Sécurité alimentaire en danger : l’Etat a abandonné l’agriculture aux spéculateurs 25 août, 2007
Posté par benchicou dans : Entretiens , 2 commentairesEntretien avec Ould Hocine Mohamed Chérif. Président de la Chambre nationale d’agriculture (CNA)
» le gouvernement se désintéresse de la cause agricole «
Commençons par la crise de la pomme de terre. Qu’en est-il vraiment ?
A mon avis, il y a trop d’agitation autour de cette crise de la pomme de terre. Chacun y va de son propre chef pour expliquer la situation et entre temps la crise demeure toujours. Ce problème réside dans l’incompréhension totale de la filière de la pomme de terre. Une incompréhension par rapport à l’appareil de la production nationale, aux importations, aux capacités de production et au marché national. Commençons par ce dernier. Je vous donne une indication toute simple : de 2005 à 2007 qu’est-ce qui s’est passé ? En 2005, nous avons produit tellement de pomme de terre que nous ne savions pas quoi en faire. Les prix à la vente tournaient alors autour de 5 à 6 DA/kg. En 2007, la pomme de terre est à 70 DA, est-ce la faute aux agriculteurs ? Je ne le crois pas. Il y a des dysfonctionnements aujourd’hui qu’il faut relever.

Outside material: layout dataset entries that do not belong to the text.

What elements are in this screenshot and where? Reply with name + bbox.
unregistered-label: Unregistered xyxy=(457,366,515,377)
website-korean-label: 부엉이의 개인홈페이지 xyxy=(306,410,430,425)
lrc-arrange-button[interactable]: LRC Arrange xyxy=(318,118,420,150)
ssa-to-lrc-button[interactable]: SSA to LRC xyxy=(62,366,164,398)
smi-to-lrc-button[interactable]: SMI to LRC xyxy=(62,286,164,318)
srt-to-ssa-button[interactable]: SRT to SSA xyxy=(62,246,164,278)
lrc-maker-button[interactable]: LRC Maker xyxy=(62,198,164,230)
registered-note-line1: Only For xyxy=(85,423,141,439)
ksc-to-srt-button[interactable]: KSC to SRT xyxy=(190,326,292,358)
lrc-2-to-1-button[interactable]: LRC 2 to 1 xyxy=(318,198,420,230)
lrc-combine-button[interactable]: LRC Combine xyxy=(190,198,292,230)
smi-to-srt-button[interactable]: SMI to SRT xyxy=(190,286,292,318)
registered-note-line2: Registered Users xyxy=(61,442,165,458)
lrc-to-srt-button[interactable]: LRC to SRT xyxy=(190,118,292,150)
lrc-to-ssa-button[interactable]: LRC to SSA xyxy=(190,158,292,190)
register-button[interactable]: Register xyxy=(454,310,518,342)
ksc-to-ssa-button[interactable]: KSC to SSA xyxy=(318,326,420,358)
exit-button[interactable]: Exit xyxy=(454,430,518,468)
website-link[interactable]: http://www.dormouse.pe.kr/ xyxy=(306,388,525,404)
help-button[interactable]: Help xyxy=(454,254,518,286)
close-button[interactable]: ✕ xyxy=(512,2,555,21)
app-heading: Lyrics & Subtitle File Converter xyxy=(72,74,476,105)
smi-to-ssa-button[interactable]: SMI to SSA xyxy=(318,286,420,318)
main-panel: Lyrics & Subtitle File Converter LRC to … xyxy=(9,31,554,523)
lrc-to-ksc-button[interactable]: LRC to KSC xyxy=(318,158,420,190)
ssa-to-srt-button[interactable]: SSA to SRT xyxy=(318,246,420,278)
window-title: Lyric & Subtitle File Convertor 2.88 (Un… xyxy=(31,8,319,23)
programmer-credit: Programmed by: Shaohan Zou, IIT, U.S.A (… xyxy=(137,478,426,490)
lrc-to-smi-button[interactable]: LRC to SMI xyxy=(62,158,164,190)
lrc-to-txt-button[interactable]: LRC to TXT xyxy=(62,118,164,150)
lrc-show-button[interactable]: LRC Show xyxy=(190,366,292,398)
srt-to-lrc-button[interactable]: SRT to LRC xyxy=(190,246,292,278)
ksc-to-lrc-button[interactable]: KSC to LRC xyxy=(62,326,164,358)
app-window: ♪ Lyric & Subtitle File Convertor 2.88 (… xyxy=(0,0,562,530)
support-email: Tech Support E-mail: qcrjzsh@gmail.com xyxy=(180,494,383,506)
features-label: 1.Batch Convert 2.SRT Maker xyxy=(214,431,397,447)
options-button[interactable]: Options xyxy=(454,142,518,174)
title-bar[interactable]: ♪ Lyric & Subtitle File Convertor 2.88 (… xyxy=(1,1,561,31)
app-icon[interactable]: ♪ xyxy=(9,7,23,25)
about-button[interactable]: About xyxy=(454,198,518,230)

Avez-vous identifié ces dysfonctionnements ?
Pour le faire, le ministère de l’Agriculture a décidé de charger la chambre nationale de reprendre l’ensemble de la filière de la pomme de terre. Cette dernière fédère plusieurs intervenants, à savoir l’agriculteur, le producteur de semence, le stockeur, l’importateur de semence et les fournisseurs d’intrants. En reprenant en main cette filière, nous nous sommes rendu compte que, depuis quelques années, les surfaces qui devaient être cultivées pour la production de la semence étaient laissées à la libre appréciation des opérateurs privés. Ces derniers décidaient à eux seuls de semer ou non les surfaces qu’ils exploitent et de la quantité qu’ils veulent eux-mêmes semer. Aucune autorité en Algérie ne pouvait les obliger à semer ou pas. Cela n’est pas logique et ce n’est pas de l’économie de marché, car l’économie de marché ce sont avant tout des règles à respecter, des engagements à tenir et des objectifs à atteindre. Là nous avons dit stop ! Cela ne peut plus fonctionner comme cela. Il y a plusieurs objectifs à prendre en charge, à savoir ceux de la collectivité locale, ceux de l’Etat et ceux des agriculteurs. Après enquête, nous nous sommes rendu compte qu’il y avait un désordre total dans le secteur, dans la filière, plus précisément dans l’aspect semences.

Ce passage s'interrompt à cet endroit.